What sorts of places will replace them? It's a cinch that there'll be a lot more franchises, which can source inferior ingredients and turn out lower-quality products more efficiently. With the dollar as weak as a two-day-old puppy, investment in the New York restaurant scene seems like a particularly good move on the part of foreign fast-food franchises. As chronicled by my colleague Sarah DiGregorio, the ridiculous profusion of fro-yo places—many headquartered in Korea or Japan—has covered the city in sour glop, clad in the false cloak of "healthfulness," though many are made from chemical powders. There are literally dozens of these places now occupying small, strategically placed storefronts, including Pinkberry, Red Mango, Oko, Yolato, Very Berry, and Yogurtland. Our prediction: Come winter, there'll be a shakeout, with the supremely awful Pinkberry emerging as the winner. Yellow snow tastes better!
But fro-yo parlors are only the tip of the foreign-franchise iceberg. Maoz and Walk to Wok are both Dutch chains, seemingly inexpensive, but pricey when you add the necessary extras. Sakae Sushi is a Singaporean invader, utilizing a novel conveyor-belt system to hypnotize you while delivering food not quite up to East Village sushi-bar standards.
About to debut on Bleecker Street is a Korean chain called New York Hot Dog & Coffee, flaunting two products we like to think of as our own. Of course, the principal Korean fast-food import for the last couple of years has been fried chicken, via such chains as Cheogajip, Kyedong, and KyoChon. Can anyone make better fried chicken than our own places like Mitchell's and Ruthie's? Even the Times has noted that old-fashioned soul-food places are fast disappearing, though they blame faddishness rather than real-estate interests.
Then there are the Japanese noodle imports, zooming in at a higher price level than most other noodle slingers in town. Yes, you can get a great bowl of ramen at Ippudo and Setagaya, but is it any better than the sublime noodles at Momofuku or Eldridge Street's Super Taste and Sheng Wang? Of course, Japanese chains like Teriyaki Boy and Go! Go! Curry have long been pumping the bucks out of Gotham.
Here are some likely further developments:
You can tell the economy's tanking when noodles, burgers, and hot dogs are glamorized as dinner entrées. There will be more luxe hot-dog parlors, more lame Kobe burgers, and more chefs (most recently Jean-Georges Vongerichten) turning to noodles to feed the masses, but at elevated prices.
The inflow of American franchises based elsewhere will continue apace. Most recently, we've seen massive invasions of Five Guys (making the driest burgers on the planet) and Qdoba Grill (I didn't like it when I tried it in Denver, and I don't like it here).
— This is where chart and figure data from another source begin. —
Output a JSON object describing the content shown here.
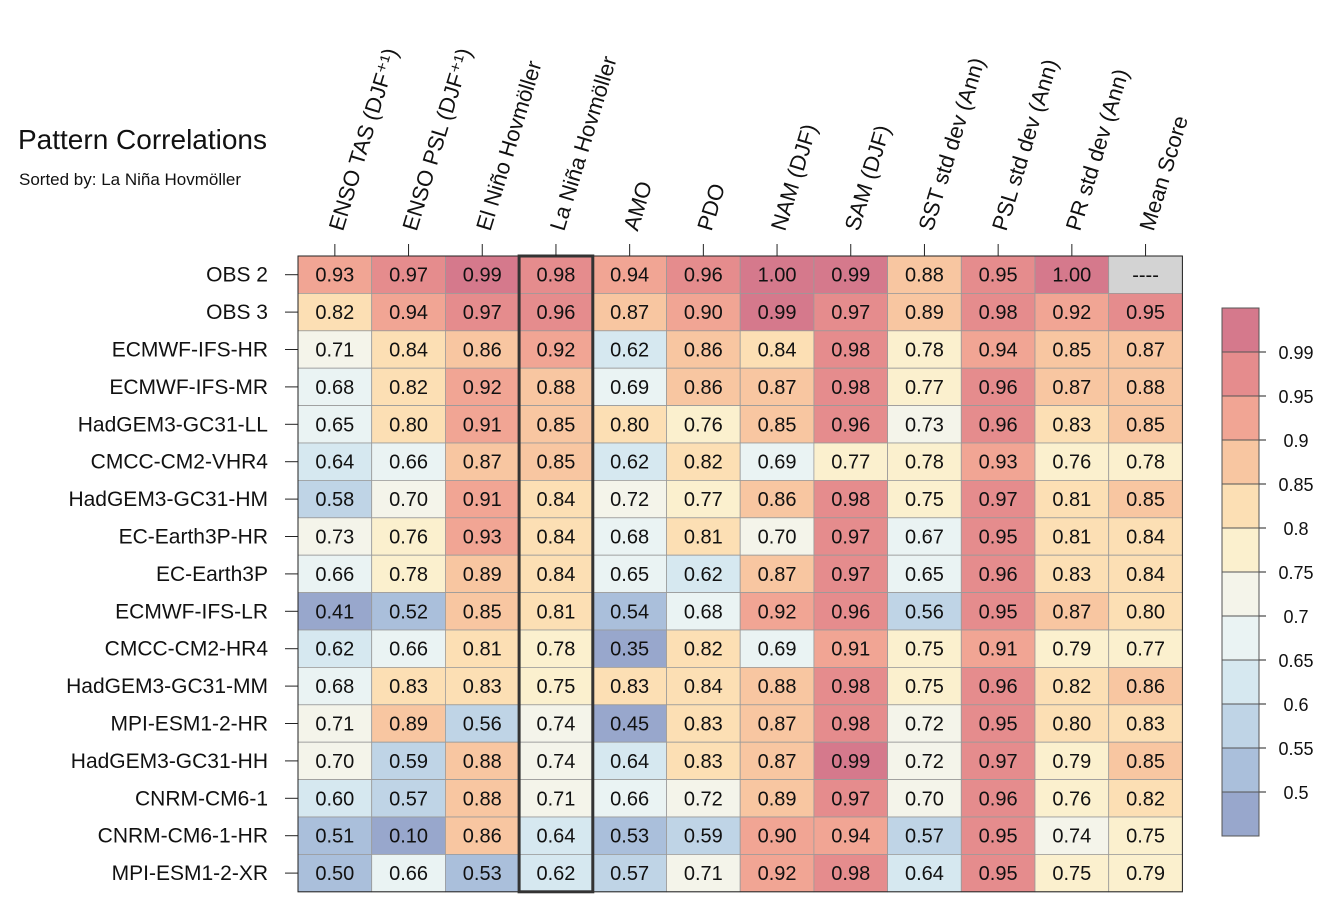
{
  "chart_data": {
    "type": "heatmap",
    "title": "Pattern Correlations",
    "subtitle": "Sorted by: La Niña Hovmöller",
    "columns": [
      "ENSO TAS (DJF⁺¹)",
      "ENSO PSL (DJF⁺¹)",
      "El Niño Hovmöller",
      "La Niña Hovmöller",
      "AMO",
      "PDO",
      "NAM (DJF)",
      "SAM (DJF)",
      "SST std dev (Ann)",
      "PSL std dev (Ann)",
      "PR std dev (Ann)",
      "Mean Score"
    ],
    "highlighted_column": "La Niña Hovmöller",
    "rows": [
      {
        "name": "OBS 2",
        "values": [
          0.93,
          0.97,
          0.99,
          0.98,
          0.94,
          0.96,
          1.0,
          0.99,
          0.88,
          0.95,
          1.0,
          null
        ]
      },
      {
        "name": "OBS 3",
        "values": [
          0.82,
          0.94,
          0.97,
          0.96,
          0.87,
          0.9,
          0.99,
          0.97,
          0.89,
          0.98,
          0.92,
          0.95
        ]
      },
      {
        "name": "ECMWF-IFS-HR",
        "values": [
          0.71,
          0.84,
          0.86,
          0.92,
          0.62,
          0.86,
          0.84,
          0.98,
          0.78,
          0.94,
          0.85,
          0.87
        ]
      },
      {
        "name": "ECMWF-IFS-MR",
        "values": [
          0.68,
          0.82,
          0.92,
          0.88,
          0.69,
          0.86,
          0.87,
          0.98,
          0.77,
          0.96,
          0.87,
          0.88
        ]
      },
      {
        "name": "HadGEM3-GC31-LL",
        "values": [
          0.65,
          0.8,
          0.91,
          0.85,
          0.8,
          0.76,
          0.85,
          0.96,
          0.73,
          0.96,
          0.83,
          0.85
        ]
      },
      {
        "name": "CMCC-CM2-VHR4",
        "values": [
          0.64,
          0.66,
          0.87,
          0.85,
          0.62,
          0.82,
          0.69,
          0.77,
          0.78,
          0.93,
          0.76,
          0.78
        ]
      },
      {
        "name": "HadGEM3-GC31-HM",
        "values": [
          0.58,
          0.7,
          0.91,
          0.84,
          0.72,
          0.77,
          0.86,
          0.98,
          0.75,
          0.97,
          0.81,
          0.85
        ]
      },
      {
        "name": "EC-Earth3P-HR",
        "values": [
          0.73,
          0.76,
          0.93,
          0.84,
          0.68,
          0.81,
          0.7,
          0.97,
          0.67,
          0.95,
          0.81,
          0.84
        ]
      },
      {
        "name": "EC-Earth3P",
        "values": [
          0.66,
          0.78,
          0.89,
          0.84,
          0.65,
          0.62,
          0.87,
          0.97,
          0.65,
          0.96,
          0.83,
          0.84
        ]
      },
      {
        "name": "ECMWF-IFS-LR",
        "values": [
          0.41,
          0.52,
          0.85,
          0.81,
          0.54,
          0.68,
          0.92,
          0.96,
          0.56,
          0.95,
          0.87,
          0.8
        ]
      },
      {
        "name": "CMCC-CM2-HR4",
        "values": [
          0.62,
          0.66,
          0.81,
          0.78,
          0.35,
          0.82,
          0.69,
          0.91,
          0.75,
          0.91,
          0.79,
          0.77
        ]
      },
      {
        "name": "HadGEM3-GC31-MM",
        "values": [
          0.68,
          0.83,
          0.83,
          0.75,
          0.83,
          0.84,
          0.88,
          0.98,
          0.75,
          0.96,
          0.82,
          0.86
        ]
      },
      {
        "name": "MPI-ESM1-2-HR",
        "values": [
          0.71,
          0.89,
          0.56,
          0.74,
          0.45,
          0.83,
          0.87,
          0.98,
          0.72,
          0.95,
          0.8,
          0.83
        ]
      },
      {
        "name": "HadGEM3-GC31-HH",
        "values": [
          0.7,
          0.59,
          0.88,
          0.74,
          0.64,
          0.83,
          0.87,
          0.99,
          0.72,
          0.97,
          0.79,
          0.85
        ]
      },
      {
        "name": "CNRM-CM6-1",
        "values": [
          0.6,
          0.57,
          0.88,
          0.71,
          0.66,
          0.72,
          0.89,
          0.97,
          0.7,
          0.96,
          0.76,
          0.82
        ]
      },
      {
        "name": "CNRM-CM6-1-HR",
        "values": [
          0.51,
          0.1,
          0.86,
          0.64,
          0.53,
          0.59,
          0.9,
          0.94,
          0.57,
          0.95,
          0.74,
          0.75
        ]
      },
      {
        "name": "MPI-ESM1-2-XR",
        "values": [
          0.5,
          0.66,
          0.53,
          0.62,
          0.57,
          0.71,
          0.92,
          0.98,
          0.64,
          0.95,
          0.75,
          0.79
        ]
      }
    ],
    "missing_label": "----",
    "missing_color": "#d3d3d3",
    "colorbar": {
      "bounds": [
        0.5,
        0.55,
        0.6,
        0.65,
        0.7,
        0.75,
        0.8,
        0.85,
        0.9,
        0.95,
        0.99
      ],
      "tick_labels": [
        "0.5",
        "0.55",
        "0.6",
        "0.65",
        "0.7",
        "0.75",
        "0.8",
        "0.85",
        "0.9",
        "0.95",
        "0.99"
      ],
      "colors": [
        "#98a7cc",
        "#aabfdb",
        "#bfd4e6",
        "#d6e8f0",
        "#eaf3f3",
        "#f4f4ea",
        "#fbf0ce",
        "#fcdfb4",
        "#f8c6a1",
        "#f1a594",
        "#e58c8d",
        "#d5798c"
      ]
    }
  }
}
Thai will continue to replace old-fashioned Cantonese joints in many regions of the city. Some of these Siamese places will be quite good, though others will amp up the sugar and kill the fish sauce in deference to their expected constituency.
Neighborhood pizza parlors will continue to vanish, in favor of places that serve tapas, wraps, and smoothies.
The small-dish craze will continue. Many of these places are really just peddling alcohol, using small, salty dishes to get you to drink more.
Expect the food press to continue chasing the next big thing. This is how advertising revenues are generated. Unfortunately, it also creates a boom-and-bust cycle among new restaurants that sees many of them close within a few months as the crowd of would-be foodies moves on to the next place.